Stone Group’s Steve Norman highlights why managed services is starting to impact schools…
Could there be any more different consumers of technology than a rural primary school and the engineering faculty of a Russell Group University? The education ICT market is delicate – from the fragility of its funding to the vast range of knowledge and appetite for technology amongst its decision makers. Therefore, managed services have had very different levels of impact, but at Stone we’re beginning to see things change.
If you asked 10 teachers what a managed IT service was, you’d probably get a very varied set of answers. The now defunct Government BSF (Building Schools for the Future) program made managed services more common – BSF schools had a supplied and managed IT infrastructure. To some schools, a managed service is having 24/7 IT support from someone offsite, to a university faculty it may be outsourced print services.
But with education comes the responsibility for children, their safeguarding (both on and offline, on and off premise) and the delivery of their education in the most effective way possible. At the core of the uptake of managed services in any sector are two key issues: the perception of risk; and the potential cost savings managed services could deliver. With education, those two issues loom very large and the debate becomes emotional – in the worst scenario – what price, some believe, can be put on a child’s wellbeing at school, and should anybody outside the school walls be responsible for any aspect of that wellbeing?
Managed services in education tend to work best when there’s total immersion in the vision and values of the school or college involved, and when the supplier knows more about the school than the immediate requirement the managed service solves. In short you can’t just provide a service to the school; you need to become part of their trusted ecosystem.

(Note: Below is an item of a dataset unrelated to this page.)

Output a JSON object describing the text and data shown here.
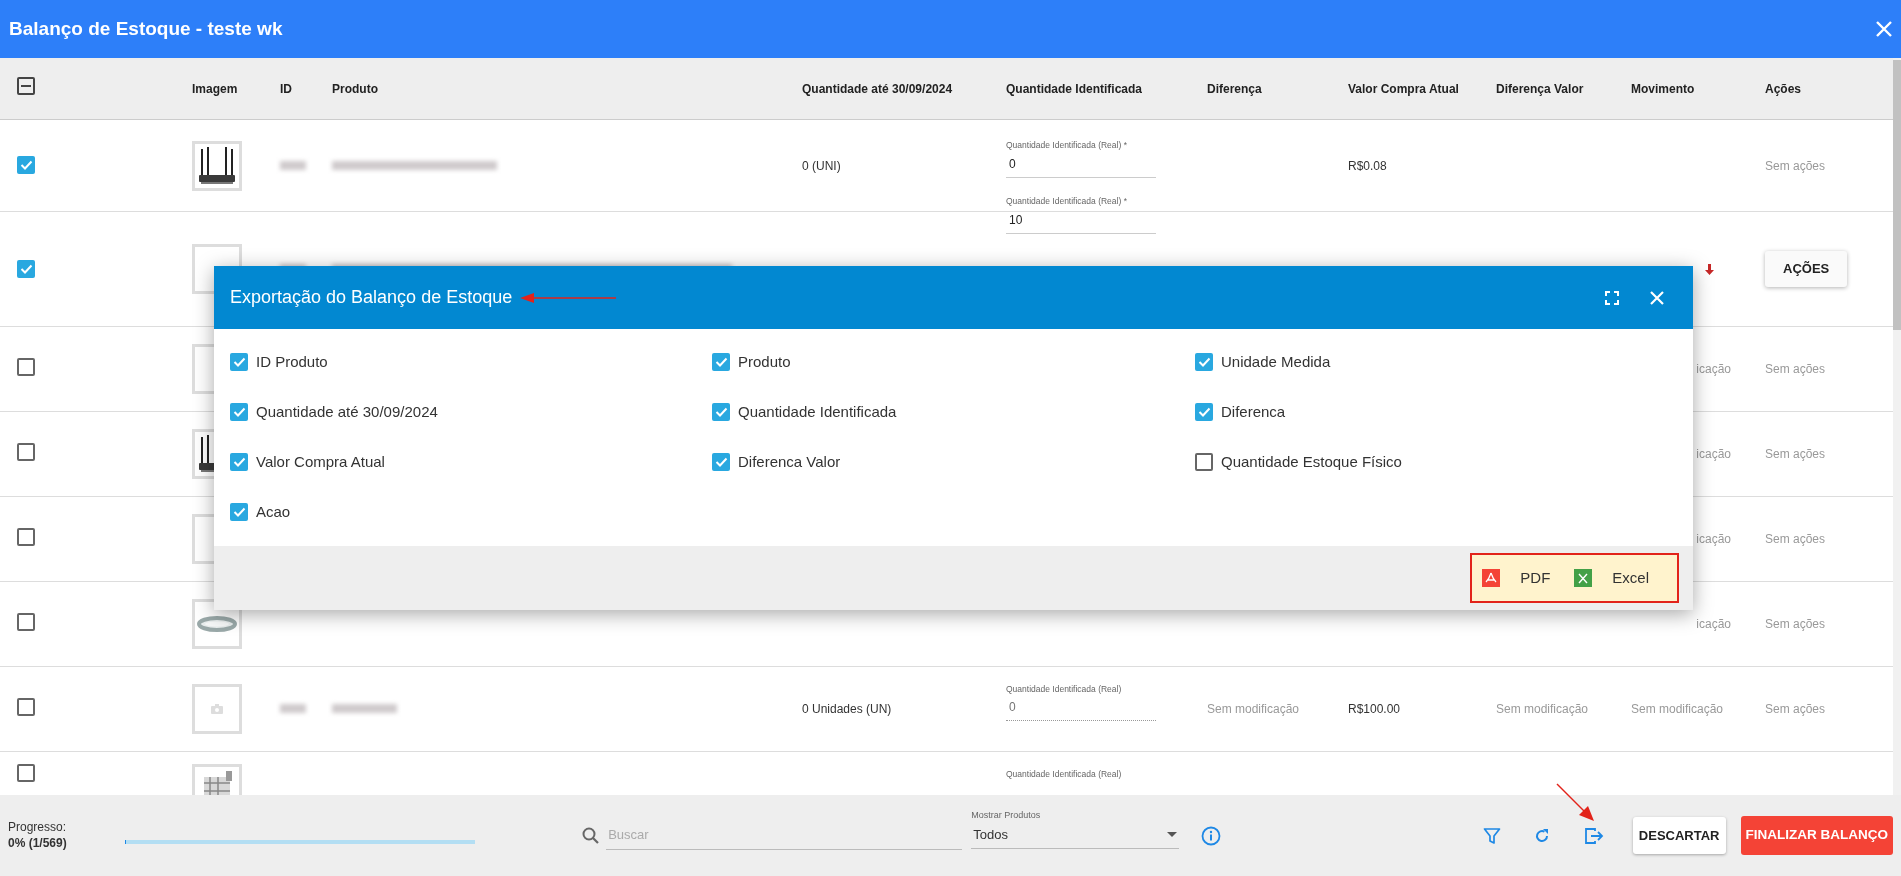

At Stone Group, we have a firm bedrock of customers that initially knew us as the front-end hardware assemblers we predominantly were, and have now become our Infrastructure Services customers. We manage the security and support for the devices we supply, via the cloud, for example. Our Stone SI (Schools Infrastructure) offering is a core infrastructure especially designed for education. These newer, fully managed services offerings are a natural progression for our customers, who appreciate our experience in working with every kind of teaching environment.
Schools also want to work with providers who provide them with a touch of sensitivity when it comes to understanding how best to work with them. It’s easy for a school or college to feel overwhelmed by a large number of vendors, brand names, software packages and technology terms they don’t quite understand all coming together to form one managed service. They don’t want, or have time, for multiple support lines or ‘contacts’. We always try to minimise this where we can.
A good managed service in education should make sense to the school because it makes a demonstrable difference to lessons, makes education more effective and school no less of a secure environment to work and study in. In other words, it should be invisible in its tangible effect, leaving the school to get on with the business of education.